When Gamboa passed the week-long medical exams at the AFP Medical Center, Haidee lost any trepidation about her only son taking on the hazards of a soldier’s life.
Giving back
When he flies back next month, he will go back to teaching at PMA. “I will share what I’ve learned and I hope to improve academic and military training in the Academy,” he explained.
The Air Force is considered the most technical of the major branches of the military. “We had mostly academic work,” Gamboa revealed, “but we also had a chance to meet with people in US aircraft companies and do a solo flight in a T-52 (trainer plane).”
After his 6-month stint at the PMA, Gamboa, according to Duco, will need to earn his wings at the PAF Flying School in Lipa, Batangas. He will likely have to wait a year, though, because there is a long queue for aspiring PAF aviators. “We don’t have enough planes,” Duco stated matter-of-factly.

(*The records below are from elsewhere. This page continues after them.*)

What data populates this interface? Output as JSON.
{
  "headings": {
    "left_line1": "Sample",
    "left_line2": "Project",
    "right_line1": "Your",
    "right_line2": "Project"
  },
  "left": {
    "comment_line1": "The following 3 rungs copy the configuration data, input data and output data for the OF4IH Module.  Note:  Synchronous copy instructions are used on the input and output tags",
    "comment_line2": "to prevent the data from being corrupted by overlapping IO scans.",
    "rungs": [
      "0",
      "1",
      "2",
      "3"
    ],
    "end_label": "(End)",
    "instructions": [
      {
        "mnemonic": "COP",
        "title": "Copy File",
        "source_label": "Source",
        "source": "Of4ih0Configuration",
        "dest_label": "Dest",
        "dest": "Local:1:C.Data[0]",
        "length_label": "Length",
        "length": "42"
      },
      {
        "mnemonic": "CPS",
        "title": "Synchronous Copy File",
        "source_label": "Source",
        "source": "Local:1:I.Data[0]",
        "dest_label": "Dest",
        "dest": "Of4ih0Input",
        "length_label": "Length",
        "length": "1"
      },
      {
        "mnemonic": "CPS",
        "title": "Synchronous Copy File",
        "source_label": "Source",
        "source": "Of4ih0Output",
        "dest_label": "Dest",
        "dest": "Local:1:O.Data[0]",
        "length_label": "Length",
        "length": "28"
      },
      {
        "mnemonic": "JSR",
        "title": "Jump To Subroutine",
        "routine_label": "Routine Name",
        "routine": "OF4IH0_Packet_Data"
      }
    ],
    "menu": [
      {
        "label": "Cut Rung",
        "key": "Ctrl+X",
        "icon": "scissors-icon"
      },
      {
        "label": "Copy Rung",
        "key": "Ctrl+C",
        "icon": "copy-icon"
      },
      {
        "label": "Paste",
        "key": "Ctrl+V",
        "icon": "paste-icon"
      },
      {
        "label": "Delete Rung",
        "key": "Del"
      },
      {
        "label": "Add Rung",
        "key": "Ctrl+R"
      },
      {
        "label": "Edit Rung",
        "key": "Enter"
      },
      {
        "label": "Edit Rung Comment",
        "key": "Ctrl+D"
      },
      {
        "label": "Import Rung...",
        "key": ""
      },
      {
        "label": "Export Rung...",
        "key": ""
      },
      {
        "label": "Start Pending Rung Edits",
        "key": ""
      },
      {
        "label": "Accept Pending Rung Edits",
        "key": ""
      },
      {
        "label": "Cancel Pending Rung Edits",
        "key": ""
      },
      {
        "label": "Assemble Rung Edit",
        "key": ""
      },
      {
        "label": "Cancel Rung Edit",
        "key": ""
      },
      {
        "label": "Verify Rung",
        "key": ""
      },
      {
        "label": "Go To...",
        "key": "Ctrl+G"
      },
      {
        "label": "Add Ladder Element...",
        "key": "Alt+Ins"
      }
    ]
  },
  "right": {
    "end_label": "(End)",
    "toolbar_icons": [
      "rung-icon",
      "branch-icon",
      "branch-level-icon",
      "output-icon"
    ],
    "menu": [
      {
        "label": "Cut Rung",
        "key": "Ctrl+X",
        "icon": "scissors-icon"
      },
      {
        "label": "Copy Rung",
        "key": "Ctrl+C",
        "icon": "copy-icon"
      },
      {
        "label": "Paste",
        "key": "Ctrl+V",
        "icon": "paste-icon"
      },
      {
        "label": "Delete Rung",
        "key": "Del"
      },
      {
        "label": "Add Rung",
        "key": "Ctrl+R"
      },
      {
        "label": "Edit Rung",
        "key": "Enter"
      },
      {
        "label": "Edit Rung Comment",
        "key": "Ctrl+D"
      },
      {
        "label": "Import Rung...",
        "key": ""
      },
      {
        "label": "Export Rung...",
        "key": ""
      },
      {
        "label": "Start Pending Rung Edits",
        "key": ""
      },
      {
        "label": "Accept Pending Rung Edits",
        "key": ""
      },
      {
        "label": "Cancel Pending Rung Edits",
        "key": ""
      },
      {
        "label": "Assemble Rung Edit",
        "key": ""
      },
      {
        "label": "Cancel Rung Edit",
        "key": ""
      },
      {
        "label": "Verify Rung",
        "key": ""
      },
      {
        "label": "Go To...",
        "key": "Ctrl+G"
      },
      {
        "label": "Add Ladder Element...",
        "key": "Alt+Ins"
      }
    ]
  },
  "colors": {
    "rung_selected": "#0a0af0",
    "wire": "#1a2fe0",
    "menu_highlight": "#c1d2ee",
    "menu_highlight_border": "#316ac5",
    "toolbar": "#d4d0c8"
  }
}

Years of budget constraints, accidents and obsolescence have depleted much of the PAF’s air assets. Lack of spare parts has forced them to cannibalize some aircraft to keep others aloft. The US is scheduled to deliver this summer a C-130 Hercules transport plane that’s now being refurbished at a facility in the Mojave Desert in California and complete the overhaul of engines to extend the operational life of MG-520 Defender helicopter gunships.
Gamboa is unfazed by conditions in the Air Force he’s investing the next years of his life in.
Right after the graduation ceremonies, we asked Haidee what motherly advice she gave him.
“I told him to pray and ask guidance from the Holy Spirit for any decision he has to make, and to pay back his country for the opportunity it gave him. Everything we have, we owe to our country,” she told her 23-year-old son.